As for the secrecy, it was the Cold War, he points out: Dounreay was a first-strike nuclear target, and a site where one could acquire expertise before moving to the real atomic weapons sites. "Of course it was secret. And it's human nature to suspect something that's veiled in secrecy."

Like most people in Thurso, he was, and is, unmoved by the protests about the plant. "When they used to hold marches against the plant they only used to get three people. Nobody from the town was against it."

And the disposal of nuclear material down a shaft by the sea? "In the US at that time they used to dig a hole and throw things down it. In Russia, they would just throw it in a lake - then when the water level dropped, the contaminated soil would blow around."

The Government said that yesterday's decision was made on economic grounds. Others might think the final straw was a report by the UK Atomic Energy Authority (UKAEA), which owns, suggesting that 170kg of fissile "material unaccounted for" (MUF), including weapons-grade uranium, might be lurking down the 216ft deep shaft. Cynics suggested that the "lost" material was diverted to the weapons programme.

Those who worked there say that is untrue: that when they began, they were less good at measuring exactly the amounts of uranium while handling them through 10ft of concrete.

Now, Dounreay's life cycle is almost complete. Thurso is home to many who saw it from the start, such as Eric Voice. He was the first scientist on the site, and worked out of a Nissen hut while the complex was constructed, boosting Thurso's population from 3,000 to more than 8,000 people.

Now in his seventies, he can recall a key moment in Dounreay's history: "It was mid-1957. There was a team of three of us at Dounreay, working on achieving criticality-- a self-sustaining, chain reaction in nuclear material. I had built a sort of sphere shape of material, and I remember being on the verge of causing criticality; all I had to do was press a button with my finger. So I called over my colleagues so we could all press the button together."
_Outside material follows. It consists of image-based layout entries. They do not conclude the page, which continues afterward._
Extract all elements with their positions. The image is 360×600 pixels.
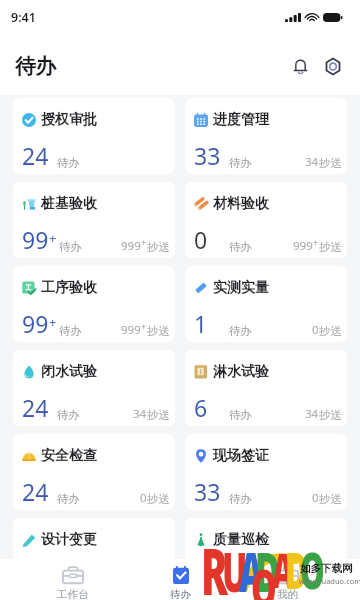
staticText: 待办 [229,576,252,590]
staticText: 工序验收 [41,279,97,297]
staticText: + [141,236,147,249]
button[interactable]: 材料验收 [185,182,347,258]
staticText: 抄送 [147,240,170,254]
staticText: 我的 [277,588,298,600]
staticText: 抄送 [319,240,342,254]
staticText: 抄送 [147,408,170,422]
button[interactable]: 桩基验收 [13,182,175,258]
button[interactable]: 安全检查 [13,434,175,510]
staticText: 待办 [229,408,252,422]
staticText: + [313,236,319,249]
staticText: 待办 [59,240,82,254]
button[interactable]: 质量巡检 [185,518,347,594]
staticText: 3 [194,560,208,591]
staticText: 34 [305,406,319,422]
staticText: 授权审批 [41,111,97,129]
staticText: 桩基验收 [41,195,97,213]
button[interactable]: 工序验收 [13,266,175,342]
button[interactable]: 授权审批 [13,98,175,174]
staticText: D [255,533,280,600]
staticText: 待办 [229,492,252,506]
staticText: D [285,536,308,600]
staticText: 9:41 [11,9,36,26]
button[interactable]: 待办 [127,559,234,600]
staticText: www.ruaduo.com [299,576,360,586]
staticText: 34 [133,406,147,422]
staticText: 0 [194,224,208,255]
button[interactable]: 我的 [234,559,341,600]
button[interactable]: 现场签证 [185,434,347,510]
staticText: O [251,551,277,600]
staticText: 待办 [15,53,56,79]
staticText: 待办 [229,324,252,338]
staticText: 材料验收 [213,195,269,213]
staticText: 24 [22,392,49,423]
staticText: 33 [194,140,221,171]
button[interactable]: Notifications [287,53,313,79]
staticText: 现场签证 [213,447,269,465]
button[interactable]: Settings [320,53,346,79]
staticText: 待办 [59,324,82,338]
staticText: 0 [312,574,319,590]
staticText: R [201,527,228,600]
staticText: 待办 [57,408,80,422]
staticText: 24 [22,476,49,507]
staticText: 待办 [57,156,80,170]
staticText: + [141,320,147,333]
staticText: 质量巡检 [213,531,269,549]
staticText: U [222,534,247,600]
staticText: 待办 [229,240,252,254]
staticText: 99 [22,308,49,339]
staticText: 待办 [57,576,80,590]
staticText: 6 [194,392,208,423]
staticText: 抄送 [319,492,342,506]
staticText: 闭水试验 [41,363,97,381]
staticText: 99 [22,224,49,255]
staticText: 34 [305,154,319,170]
staticText: 安全检查 [41,447,97,465]
staticText: + [49,229,57,247]
staticText: 0 [312,490,319,506]
staticText: 抄送 [319,408,342,422]
staticText: 抄送 [319,576,342,590]
staticText: 抄送 [147,324,170,338]
button[interactable]: 设计变更 [13,518,175,594]
staticText: 抄送 [319,324,342,338]
staticText: + [49,313,57,331]
staticText: 0 [140,490,147,506]
button[interactable]: 淋水试验 [185,350,347,426]
button[interactable]: 闭水试验 [13,350,175,426]
staticText: 抄送 [319,156,342,170]
staticText: 工作台 [57,588,89,600]
staticText: 999 [121,238,141,254]
staticText: 33 [194,476,221,507]
button[interactable]: 实测实量 [185,266,347,342]
staticText: 如多下载网 [300,562,353,575]
staticText: 进度管理 [213,111,269,129]
staticText: A [239,534,264,600]
staticText: 1 [194,308,208,339]
staticText: A [272,537,294,600]
staticText: 实测实量 [213,279,269,297]
staticText: 待办 [229,156,252,170]
staticText: 待办 [57,492,80,506]
staticText: 抄送 [147,492,170,506]
staticText: 999 [293,238,313,254]
staticText: 24 [22,140,49,171]
staticText: 999 [121,322,141,338]
staticText: 设计变更 [41,531,97,549]
button[interactable]: 进度管理 [185,98,347,174]
button[interactable]: 工作台 [19,559,127,600]
staticText: 0 [312,322,319,338]
staticText: 待办 [170,588,191,600]
staticText: 淋水试验 [213,363,269,381]
staticText: O [300,536,325,600]
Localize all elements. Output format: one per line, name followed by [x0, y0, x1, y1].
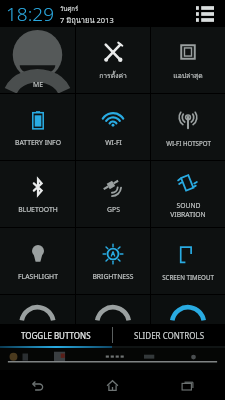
staticText: FLASHLIGHT — [18, 272, 58, 281]
button[interactable]: Recent apps — [150, 370, 225, 400]
button[interactable]: BATTERY INFO — [0, 94, 75, 160]
button[interactable]: Toggle — [0, 295, 75, 324]
button[interactable]: FLASHLIGHT — [0, 228, 75, 294]
staticText: การตั้งค่า — [99, 70, 127, 81]
button[interactable]: Toggle — [76, 295, 150, 324]
button[interactable]: การตั้งค่า — [76, 27, 150, 93]
button[interactable]: SCREEN TIMEOUT — [151, 228, 225, 294]
button[interactable]: SLIDER CONTROLS — [113, 324, 225, 346]
staticText: WI-FI — [105, 138, 122, 147]
staticText: BRIGHTNESS — [92, 272, 134, 281]
button[interactable]: ME — [0, 27, 75, 93]
staticText: VIBRATION — [170, 210, 206, 219]
staticText: 7 มิถุนายน 2013 — [60, 14, 114, 26]
button[interactable]: SOUND — [151, 161, 225, 227]
staticText: แอปล่าสุด — [173, 70, 203, 81]
button[interactable]: BLUETOOTH — [0, 161, 75, 227]
staticText: BLUETOOTH — [18, 205, 58, 214]
button[interactable]: BRIGHTNESS — [76, 228, 150, 294]
staticText: GPS — [107, 205, 120, 214]
button[interactable]: Menu — [192, 1, 218, 27]
button[interactable]: TOGGLE BUTTONS — [0, 324, 112, 346]
staticText: SCREEN TIMEOUT — [162, 273, 214, 281]
button[interactable]: Toggle — [151, 295, 225, 324]
staticText: SLIDER CONTROLS — [134, 330, 205, 341]
button[interactable]: WI-FI HOTSPOT — [151, 94, 225, 160]
staticText: TOGGLE BUTTONS — [21, 330, 91, 341]
button[interactable]: แอปล่าสุด — [151, 27, 225, 93]
staticText: 18:29 — [6, 1, 55, 27]
button[interactable]: Back — [0, 370, 75, 400]
staticText: SOUND — [176, 201, 201, 210]
button[interactable]: Home — [75, 370, 150, 400]
staticText: ME — [33, 80, 43, 89]
staticText: BATTERY INFO — [15, 138, 61, 147]
staticText: วันศุกร์ — [60, 4, 79, 14]
staticText: WI-FI HOTSPOT — [166, 139, 211, 147]
button[interactable]: WI-FI — [76, 94, 150, 160]
button[interactable]: GPS — [76, 161, 150, 227]
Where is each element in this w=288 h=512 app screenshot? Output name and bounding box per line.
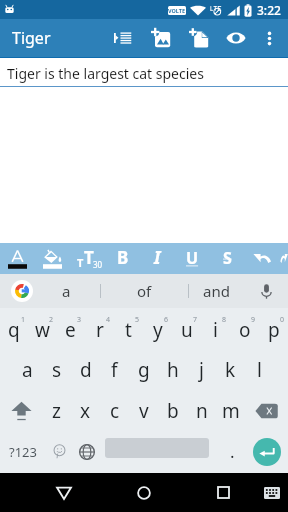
button[interactable]: k	[216, 349, 245, 390]
button[interactable]: More options	[254, 19, 285, 57]
button[interactable]: f	[100, 349, 129, 390]
button[interactable]: .	[219, 431, 245, 472]
button[interactable]: ?123	[0, 431, 46, 472]
button[interactable]: l	[245, 349, 274, 390]
staticText: t	[125, 317, 132, 343]
button[interactable]: and	[189, 274, 244, 308]
staticText: i	[213, 317, 218, 343]
staticText: 30	[93, 259, 103, 270]
staticText: p	[268, 317, 280, 343]
button[interactable]: 5	[114, 308, 143, 349]
staticText: k	[225, 357, 236, 383]
staticText: T	[84, 246, 94, 269]
staticText: VOLTE	[168, 7, 186, 14]
button[interactable]: Enter	[245, 431, 288, 472]
button[interactable]: h	[158, 349, 187, 390]
staticText: z	[52, 398, 61, 424]
staticText: S	[223, 247, 232, 269]
staticText: s	[52, 357, 62, 383]
button[interactable]: Strikethrough	[210, 243, 245, 274]
staticText: 7	[193, 315, 198, 325]
staticText: q	[8, 317, 20, 343]
button[interactable]: v	[129, 390, 158, 431]
button[interactable]: Switch keyboard	[256, 477, 287, 508]
button[interactable]: Change keyboard language	[72, 431, 102, 472]
staticText: x	[80, 398, 91, 424]
staticText: h	[167, 357, 179, 383]
staticText: 9	[251, 315, 256, 325]
staticText: ?123	[9, 443, 37, 461]
staticText: 6	[164, 315, 169, 325]
staticText: I	[154, 246, 161, 269]
staticText: 8	[222, 315, 227, 325]
button[interactable]: b	[158, 390, 187, 431]
button[interactable]: Redo	[280, 243, 288, 274]
button[interactable]: n	[187, 390, 216, 431]
button[interactable]: of	[101, 274, 188, 308]
staticText: B	[117, 246, 129, 269]
staticText: Tiger is the largest cat species	[7, 64, 204, 83]
button[interactable]: Insert image	[142, 19, 180, 57]
staticText: 0	[280, 315, 285, 325]
button[interactable]: Underline	[175, 243, 210, 274]
staticText: e	[65, 317, 76, 343]
staticText: a	[22, 357, 33, 383]
button[interactable]: c	[100, 390, 129, 431]
button[interactable]: Insert file	[180, 19, 218, 57]
button[interactable]: 1	[0, 308, 28, 349]
button[interactable]: 4	[85, 308, 114, 349]
button[interactable]: Preview	[218, 19, 254, 57]
staticText: 3:22	[257, 2, 281, 18]
button[interactable]: 7	[172, 308, 201, 349]
staticText: y	[153, 317, 163, 343]
button[interactable]: 6	[143, 308, 172, 349]
staticText: 2	[49, 315, 54, 325]
staticText: j	[199, 357, 204, 383]
staticText: d	[80, 357, 92, 383]
button[interactable]: 9	[230, 308, 259, 349]
staticText: 3	[77, 315, 82, 325]
staticText: v	[139, 398, 149, 424]
button[interactable]: m	[216, 390, 245, 431]
button[interactable]: 0	[259, 308, 288, 349]
staticText: of	[137, 281, 152, 301]
button[interactable]: a	[44, 274, 100, 308]
button[interactable]: Back	[46, 475, 81, 510]
button[interactable]: a	[13, 349, 42, 390]
button[interactable]: Google search	[0, 274, 44, 308]
button[interactable]: z	[42, 390, 71, 431]
button[interactable]: d	[71, 349, 100, 390]
button[interactable]: Italic	[140, 243, 175, 274]
button[interactable]: g	[129, 349, 158, 390]
button[interactable]: 2	[28, 308, 56, 349]
staticText: r	[96, 317, 104, 343]
button[interactable]: Voice input	[244, 274, 288, 308]
staticText: 5	[135, 315, 140, 325]
button[interactable]: Bold	[105, 243, 140, 274]
staticText: and	[203, 281, 230, 301]
button[interactable]: Shift	[0, 390, 42, 431]
staticText: m	[222, 398, 240, 424]
staticText: 4	[106, 315, 111, 325]
staticText: l	[257, 357, 262, 383]
button[interactable]: 3	[56, 308, 85, 349]
button[interactable]: Font size	[70, 243, 105, 274]
staticText: f	[111, 357, 118, 383]
staticText: u	[181, 317, 193, 343]
button[interactable]: Formatting list	[104, 19, 142, 57]
button[interactable]: Emoji	[46, 431, 72, 472]
staticText: n	[196, 398, 208, 424]
staticText: a	[62, 281, 71, 301]
button[interactable]: Text colour	[0, 243, 35, 274]
button[interactable]: Home	[126, 475, 161, 510]
button[interactable]: s	[42, 349, 71, 390]
button[interactable]: x	[71, 390, 100, 431]
button[interactable]: Undo	[245, 243, 280, 274]
button[interactable]: Recent apps	[206, 475, 241, 510]
button[interactable]: Highlight colour	[35, 243, 70, 274]
button[interactable]: j	[187, 349, 216, 390]
button[interactable]: Backspace	[245, 390, 288, 431]
staticText: .	[230, 440, 235, 463]
button[interactable]: 8	[201, 308, 230, 349]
It demonstrated that nuclear power could be generated safely in the north as well as the south of the British isles. Coming there to work, he said, was "almost a pilgrimage. We felt we were driving the future".

In those days everything seemed possible. The spherical shell that would house the Dounreay Fast Reactor (DFR) was known as the "Dome of Discovery".

That Dome will remain: it has been listed by Scottish Heritage. The rest of the plant will continue to process nuclear material, at least until 2006. In 100 years or so, its doors will finally close. The beast is dead-- but it will probably survive longer than anyone who killed it off.